Yang benar adalah, para aktivis mahasiswa di Columbia – seperti yang ada di universitas lain yang tak terhitung jumlahnya – tidak mengundang penindasan atau mengatur beberapa kampanye kebencian. Mereka membela hak asasi manusia Palestina. Mereka mendesak lembaga mereka untuk berhenti mendapat untung dari, atau mengabaikan, pembunuhan massal orang -orang Palestina di Gaza.
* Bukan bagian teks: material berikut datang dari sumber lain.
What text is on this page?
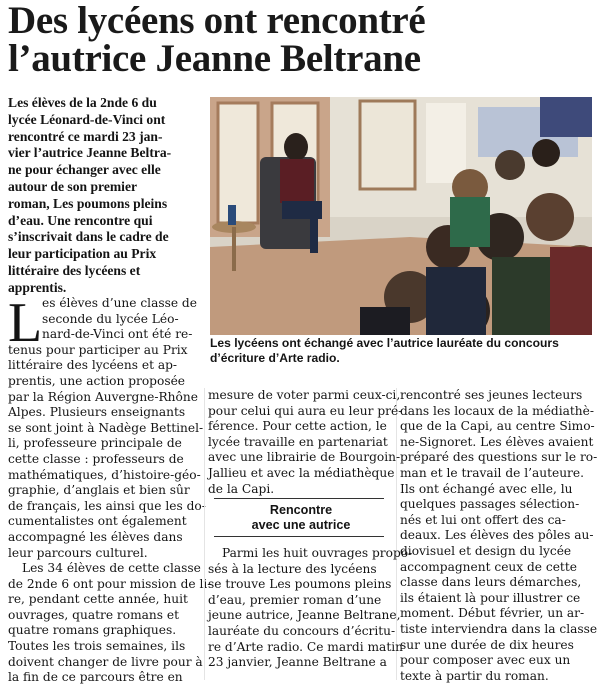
Des lycéens ont rencontré
l’autrice Jeanne Beltrane
Les élèves de la 2nde 6 du
lycée Léonard-de-Vinci ont
rencontré ce mardi 23 jan-
vier l’autrice Jeanne Beltra-
ne pour échanger avec elle
autour de son premier
roman, Les poumons pleins
d’eau. Une rencontre qui
s’inscrivait dans le cadre de
leur participation au Prix
littéraire des lycéens et
apprentis.
Les lycéens ont échangé avec l’autrice lauréate du concours
d’écriture d’Arte radio.
L es élèves d’une classe de
seconde du lycée Léo-
nard-de-Vinci ont été re-
tenus pour participer au Prix
littéraire des lycéens et ap-
prentis, une action proposée
par la Région Auvergne-Rhône
Alpes. Plusieurs enseignants
se sont joint à Nadège Bettinel-
li, professeure principale de
cette classe : professeurs de
mathématiques, d’histoire-géo-
graphie, d’anglais et bien sûr
de français, les ainsi que les do-
cumentalistes ont également
accompagné les élèves dans
leur parcours culturel.
Les 34 élèves de cette classe
de 2nde 6 ont pour mission de li-
re, pendant cette année, huit
ouvrages, quatre romans et
quatre romans graphiques.
Toutes les trois semaines, ils
doivent changer de livre pour à
la fin de ce parcours être en
mesure de voter parmi ceux-ci,
pour celui qui aura eu leur pré-
férence. Pour cette action, le
lycée travaille en partenariat
avec une librairie de Bourgoin-
Jallieu et avec la médiathèque
de la Capi.
Rencontre
avec une autrice
Parmi les huit ouvrages propo-
sés à la lecture des lycéens
se trouve Les poumons pleins
d’eau, premier roman d’une
jeune autrice, Jeanne Beltrane,
lauréate du concours d’écritu-
re d’Arte radio. Ce mardi matin
23 janvier, Jeanne Beltrane a
rencontré ses jeunes lecteurs
dans les locaux de la médiathè-
que de la Capi, au centre Simo-
ne-Signoret. Les élèves avaient
préparé des questions sur le ro-
man et le travail de l’auteure.
Ils ont échangé avec elle, lu
quelques passages sélection-
nés et lui ont offert des ca-
deaux. Les élèves des pôles au-
diovisuel et design du lycée
accompagnent ceux de cette
classe dans leurs démarches,
ils étaient là pour illustrer ce
moment. Début février, un ar-
tiste interviendra dans la classe
sur une durée de dix heures
pour composer avec eux un
texte à partir du roman.
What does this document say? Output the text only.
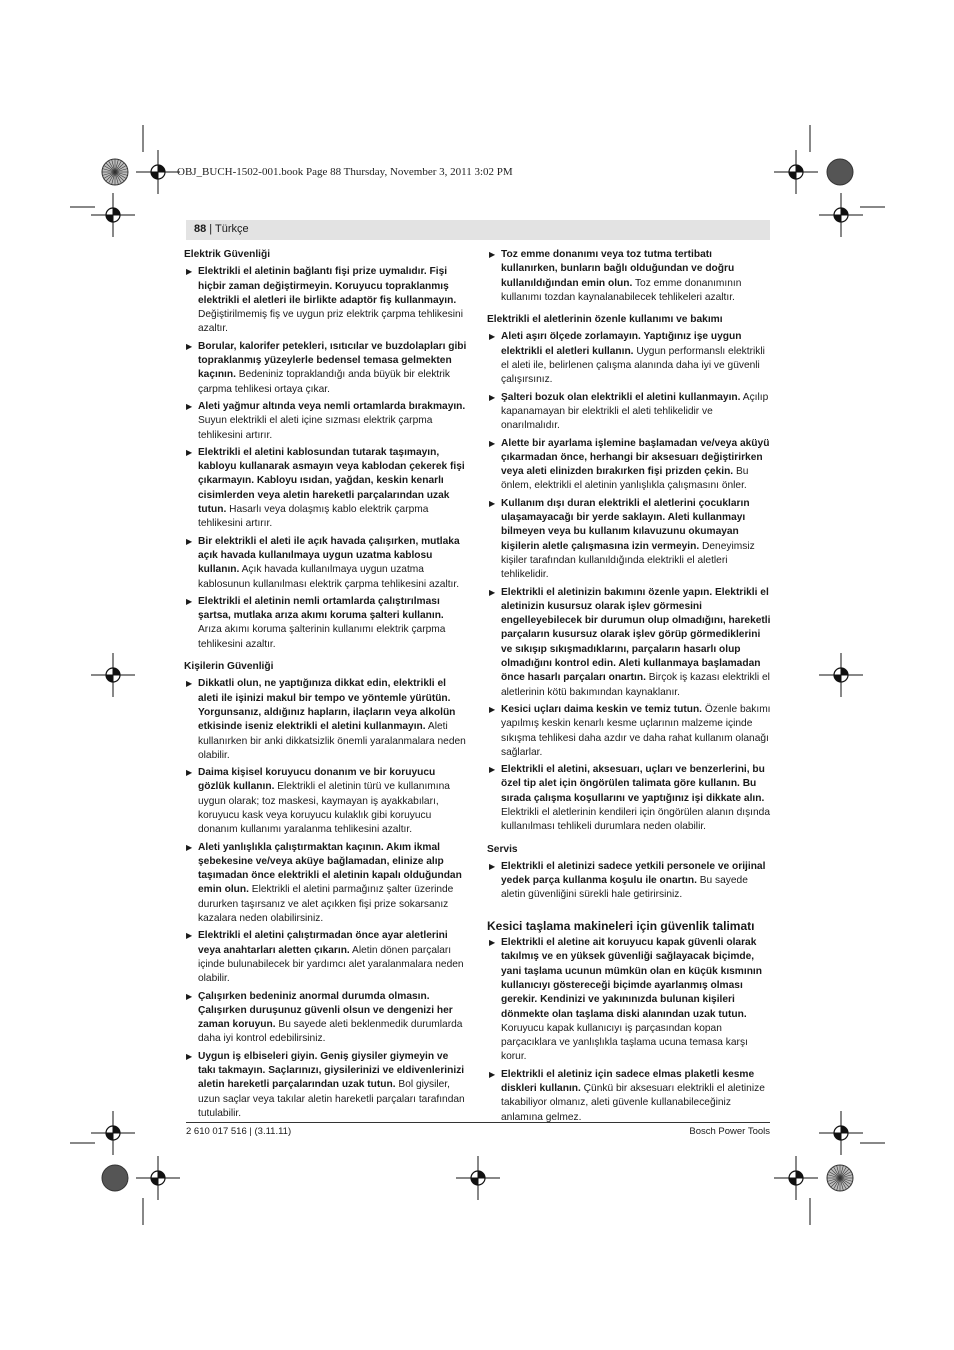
OBJ_BUCH-1502-001.book Page 88 Thursday, November 3, 2011 3:02 PM
88 | Türkçe
Elektrik Güvenliği
▶ Elektrikli el aletinin bağlantı fişi prize uymalıdır. Fişi hiçbir zaman değiştirmeyin. Koruyucu topraklanmış elektrikli el aletleri ile birlikte adaptör fiş kullanmayın. Değiştirilmemiş fiş ve uygun priz elektrik çarpma tehlikesini azaltır.
▶ Borular, kalorifer petekleri, ısıtıcılar ve buzdolapları gibi topraklanmış yüzeylerle bedensel temasa gelmekten kaçının. Bedeniniz topraklandığı anda büyük bir elektrik çarpma tehlikesi ortaya çıkar.
▶ Aleti yağmur altında veya nemli ortamlarda bırakmayın. Suyun elektrikli el aleti içine sızması elektrik çarpma tehlikesini artırır.
▶ Elektrikli el aletini kablosundan tutarak taşımayın, kabloyu kullanarak asmayın veya kablodan çekerek fişi çıkarmayın. Kabloyu ısıdan, yağdan, keskin kenarlı cisimlerden veya aletin hareketli parçalarından uzak tutun. Hasarlı veya dolaşmış kablo elektrik çarpma tehlikesini artırır.
▶ Bir elektrikli el aleti ile açık havada çalışırken, mutlaka açık havada kullanılmaya uygun uzatma kablosu kullanın. Açık havada kullanılmaya uygun uzatma kablosunun kullanılması elektrik çarpma tehlikesini azaltır.
▶ Elektrikli el aletinin nemli ortamlarda çalıştırılması şartsa, mutlaka arıza akımı koruma şalteri kullanın. Arıza akımı koruma şalterinin kullanımı elektrik çarpma tehlikesini azaltır.
Kişilerin Güvenliği
▶ Dikkatli olun, ne yaptığınıza dikkat edin, elektrikli el aleti ile işinizi makul bir tempo ve yöntemle yürütün. Yorgunsanız, aldığınız hapların, ilaçların veya alkolün etkisinde iseniz elektrikli el aletini kullanmayın. Aleti kullanırken bir anki dikkatsizlik önemli yaralanmalara neden olabilir.
▶ Daima kişisel koruyucu donanım ve bir koruyucu gözlük kullanın. Elektrikli el aletinin türü ve kullanımına uygun olarak; toz maskesi, kaymayan iş ayakkabıları, koruyucu kask veya koruyucu kulaklık gibi koruyucu donanım kullanımı yaralanma tehlikesini azaltır.
▶ Aleti yanlışlıkla çalıştırmaktan kaçının. Akım ikmal şebekesine ve/veya aküye bağlamadan, elinize alıp taşımadan önce elektrikli el aletinin kapalı olduğundan emin olun. Elektrikli el aletini parmağınız şalter üzerinde dururken taşırsanız ve alet açıkken fişi prize sokarsanız kazalara neden olabilirsiniz.
▶ Elektrikli el aletini çalıştırmadan önce ayar aletlerini veya anahtarları aletten çıkarın. Aletin dönen parçaları içinde bulunabilecek bir yardımcı alet yaralanmalara neden olabilir.
▶ Çalışırken bedeniniz anormal durumda olmasın. Çalışırken duruşunuz güvenli olsun ve dengenizi her zaman koruyun. Bu sayede aleti beklenmedik durumlarda daha iyi kontrol edebilirsiniz.
▶ Uygun iş elbiseleri giyin. Geniş giysiler giymeyin ve takı takmayın. Saçlarınızı, giysilerinizi ve eldivenlerinizi aletin hareketli parçalarından uzak tutun. Bol giysiler, uzun saçlar veya takılar aletin hareketli parçaları tarafından tutulabilir.
▶ Toz emme donanımı veya toz tutma tertibatı kullanırken, bunların bağlı olduğundan ve doğru kullanıldığından emin olun. Toz emme donanımının kullanımı tozdan kaynalanabilecek tehlikeleri azaltır.
Elektrikli el aletlerinin özenle kullanımı ve bakımı
▶ Aleti aşırı ölçede zorlamayın. Yaptığınız işe uygun elektrikli el aletleri kullanın. Uygun performanslı elektrikli el aleti ile, belirlenen çalışma alanında daha iyi ve güvenli çalışırsınız.
▶ Şalteri bozuk olan elektrikli el aletini kullanmayın. Açılıp kapanamayan bir elektrikli el aleti tehlikelidir ve onarılmalıdır.
▶ Alette bir ayarlama işlemine başlamadan ve/veya aküyü çıkarmadan önce, herhangi bir aksesuarı değiştirirken veya aleti elinizden bırakırken fişi prizden çekin. Bu önlem, elektrikli el aletinin yanlışlıkla çalışmasını önler.
▶ Kullanım dışı duran elektrikli el aletlerini çocukların ulaşamayacağı bir yerde saklayın. Aleti kullanmayı bilmeyen veya bu kullanım kılavuzunu okumayan kişilerin aletle çalışmasına izin vermeyin. Deneyimsiz kişiler tarafından kullanıldığında elektrikli el aletleri tehlikelidir.
▶ Elektrikli el aletinizin bakımını özenle yapın. Elektrikli el aletinizin kusursuz olarak işlev görmesini engelleyebilecek bir durumun olup olmadığını, hareketli parçaların kusursuz olarak işlev görüp görmediklerini ve sıkışıp sıkışmadıklarını, parçaların hasarlı olup olmadığını kontrol edin. Aleti kullanmaya başlamadan önce hasarlı parçaları onartın. Birçok iş kazası elektrikli el aletlerinin kötü bakımından kaynaklanır.
▶ Kesici uçları daima keskin ve temiz tutun. Özenle bakımı yapılmış keskin kenarlı kesme uçlarının malzeme içinde sıkışma tehlikesi daha azdır ve daha rahat kullanım olanağı sağlarlar.
▶ Elektrikli el aletini, aksesuarı, uçları ve benzerlerini, bu özel tip alet için öngörülen talimata göre kullanın. Bu sırada çalışma koşullarını ve yaptığınız işi dikkate alın. Elektrikli el aletlerinin kendileri için öngörülen alanın dışında kullanılması tehlikeli durumlara neden olabilir.
Servis
▶ Elektrikli el aletinizi sadece yetkili personele ve orijinal yedek parça kullanma koşulu ile onartın. Bu sayede aletin güvenliğini sürekli hale getirirsiniz.
Kesici taşlama makineleri için güvenlik talimatı
▶ Elektrikli el aletine ait koruyucu kapak güvenli olarak takılmış ve en yüksek güvenliği sağlayacak biçimde, yani taşlama ucunun mümkün olan en küçük kısmının kullanıcıyı göstereceği biçimde ayarlanmış olması gerekir. Kendinizi ve yakınınızda bulunan kişileri dönmekte olan taşlama diski alanından uzak tutun. Koruyucu kapak kullanıcıyı iş parçasından kopan parçacıklara ve yanlışlıkla taşlama ucuna temasa karşı korur.
▶ Elektrikli el aletiniz için sadece elmas plaketli kesme diskleri kullanın. Çünkü bir aksesuarı elektrikli el aletinize takabiliyor olmanız, aleti güvenle kullanabileceğiniz anlamına gelmez.
2 610 017 516 | (3.11.11)	Bosch Power Tools
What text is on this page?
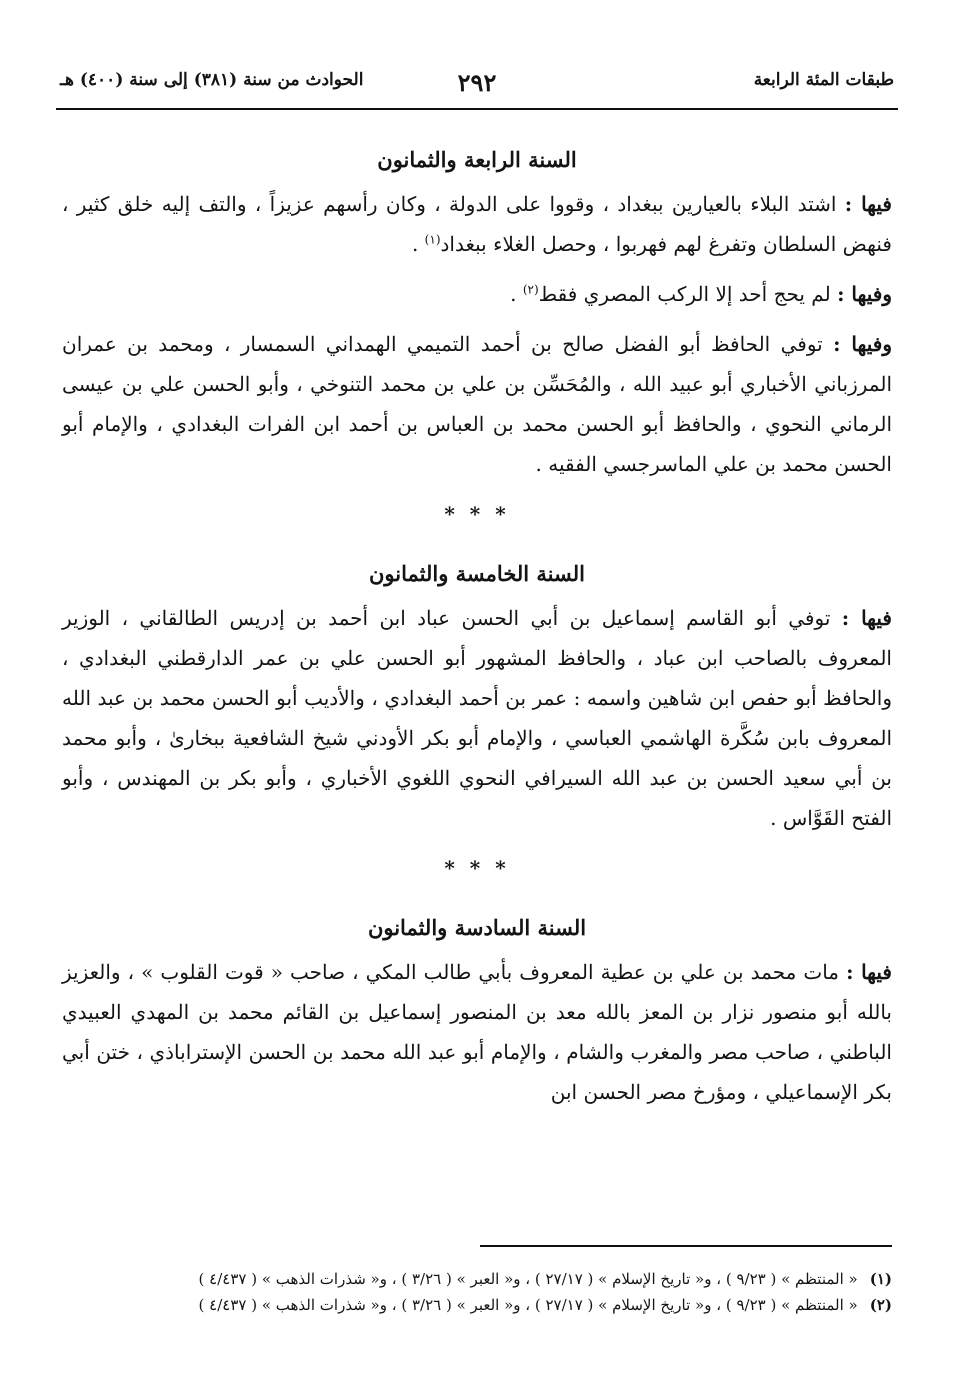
طبقات المئة الرابعة
٢٩٢
الحوادث من سنة (٣٨١) إلى سنة (٤٠٠) هـ
السنة الرابعة والثمانون
فيها : اشتد البلاء بالعيارين ببغداد ، وقووا على الدولة ، وكان رأسهم عزيزاً ، والتف إليه خلق كثير ، فنهض السلطان وتفرغ لهم فهربوا ، وحصل الغلاء ببغداد$^{(١)}$ .
وفيها : لم يحج أحد إلا الركب المصري فقط$^{(٢)}$ .
وفيها : توفي الحافظ أبو الفضل صالح بن أحمد التميمي الهمداني السمسار ، ومحمد بن عمران المرزباني الأخباري أبو عبيد الله ، والمُحَسِّن بن علي بن محمد التنوخي ، وأبو الحسن علي بن عيسى الرماني النحوي ، والحافظ أبو الحسن محمد بن العباس بن أحمد ابن الفرات البغدادي ، والإمام أبو الحسن محمد بن علي الماسرجسي الفقيه .
* * *
السنة الخامسة والثمانون
فيها : توفي أبو القاسم إسماعيل بن أبي الحسن عباد ابن أحمد بن إدريس الطالقاني ، الوزير المعروف بالصاحب ابن عباد ، والحافظ المشهور أبو الحسن علي بن عمر الدارقطني البغدادي ، والحافظ أبو حفص ابن شاهين واسمه : عمر بن أحمد البغدادي ، والأديب أبو الحسن محمد بن عبد الله المعروف بابن سُكَّرة الهاشمي العباسي ، والإمام أبو بكر الأودني شيخ الشافعية ببخارىٰ ، وأبو محمد بن أبي سعيد الحسن بن عبد الله السيرافي النحوي اللغوي الأخباري ، وأبو بكر بن المهندس ، وأبو الفتح القَوَّاس .
* * *
السنة السادسة والثمانون
فيها : مات محمد بن علي بن عطية المعروف بأبي طالب المكي ، صاحب « قوت القلوب » ، والعزيز بالله أبو منصور نزار بن المعز بالله معد بن المنصور إسماعيل بن القائم محمد بن المهدي العبيدي الباطني ، صاحب مصر والمغرب والشام ، والإمام أبو عبد الله محمد بن الحسن الإستراباذي ، ختن أبي بكر الإسماعيلي ، ومؤرخ مصر الحسن ابن
(١)« المنتظم » ( ٩/٢٣ ) ، و« تاريخ الإسلام » ( ٢٧/١٧ ) ، و« العبر » ( ٣/٢٦ ) ، و« شذرات الذهب » ( ٤/٤٣٧ )
(٢)« المنتظم » ( ٩/٢٣ ) ، و« تاريخ الإسلام » ( ٢٧/١٧ ) ، و« العبر » ( ٣/٢٦ ) ، و« شذرات الذهب » ( ٤/٤٣٧ )
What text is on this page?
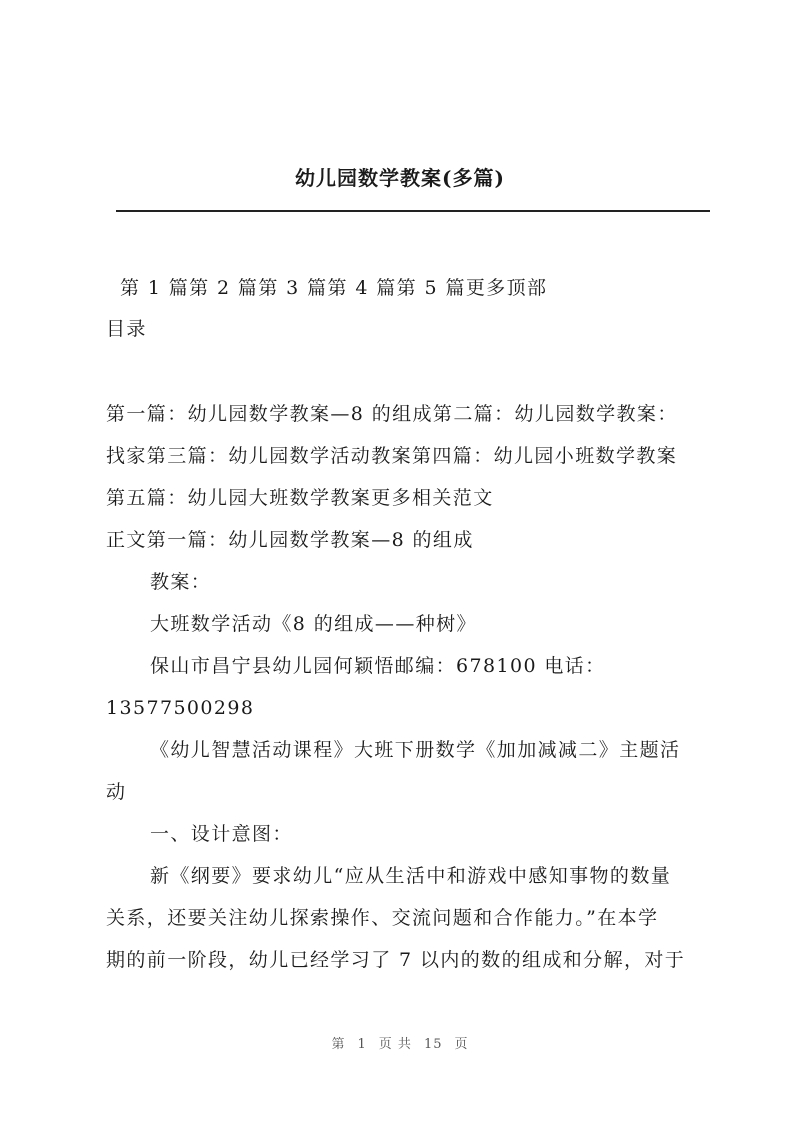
幼儿园数学教案(多篇)
第 1 篇第 2 篇第 3 篇第 4 篇第 5 篇更多顶部
目录
第一篇：幼儿园数学教案—8 的组成第二篇：幼儿园数学教案：
找家第三篇：幼儿园数学活动教案第四篇：幼儿园小班数学教案
第五篇：幼儿园大班数学教案更多相关范文
正文第一篇：幼儿园数学教案—8 的组成
教案：
大班数学活动《8 的组成——种树》
保山市昌宁县幼儿园何颖悟邮编：678100 电话：
13577500298
《幼儿智慧活动课程》大班下册数学《加加减减二》主题活
动
一、设计意图：
新《纲要》要求幼儿“应从生活中和游戏中感知事物的数量
关系，还要关注幼儿探索操作、交流问题和合作能力。”在本学
期的前一阶段，幼儿已经学习了 7 以内的数的组成和分解，对于
第 1 页 共 15 页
Sebagai imbalannya, pemerintah federal menghukum mereka dan sekolah mereka dengan kemarahan yang biadab, memastikan tidak ada lembaga akademik yang berani meniru protes mereka tanpa mempertaruhkan kehancuran keuangan.
Tetapi upaya administrasi jelas menjadi bumerang. Gelombang aktivisme pro-palestina yang berasal dari Columbia hanya diperbesar oleh tindakan keras administrasi dan gambar mentah penderitaan manusia yang mengalir keluar dari Gaza.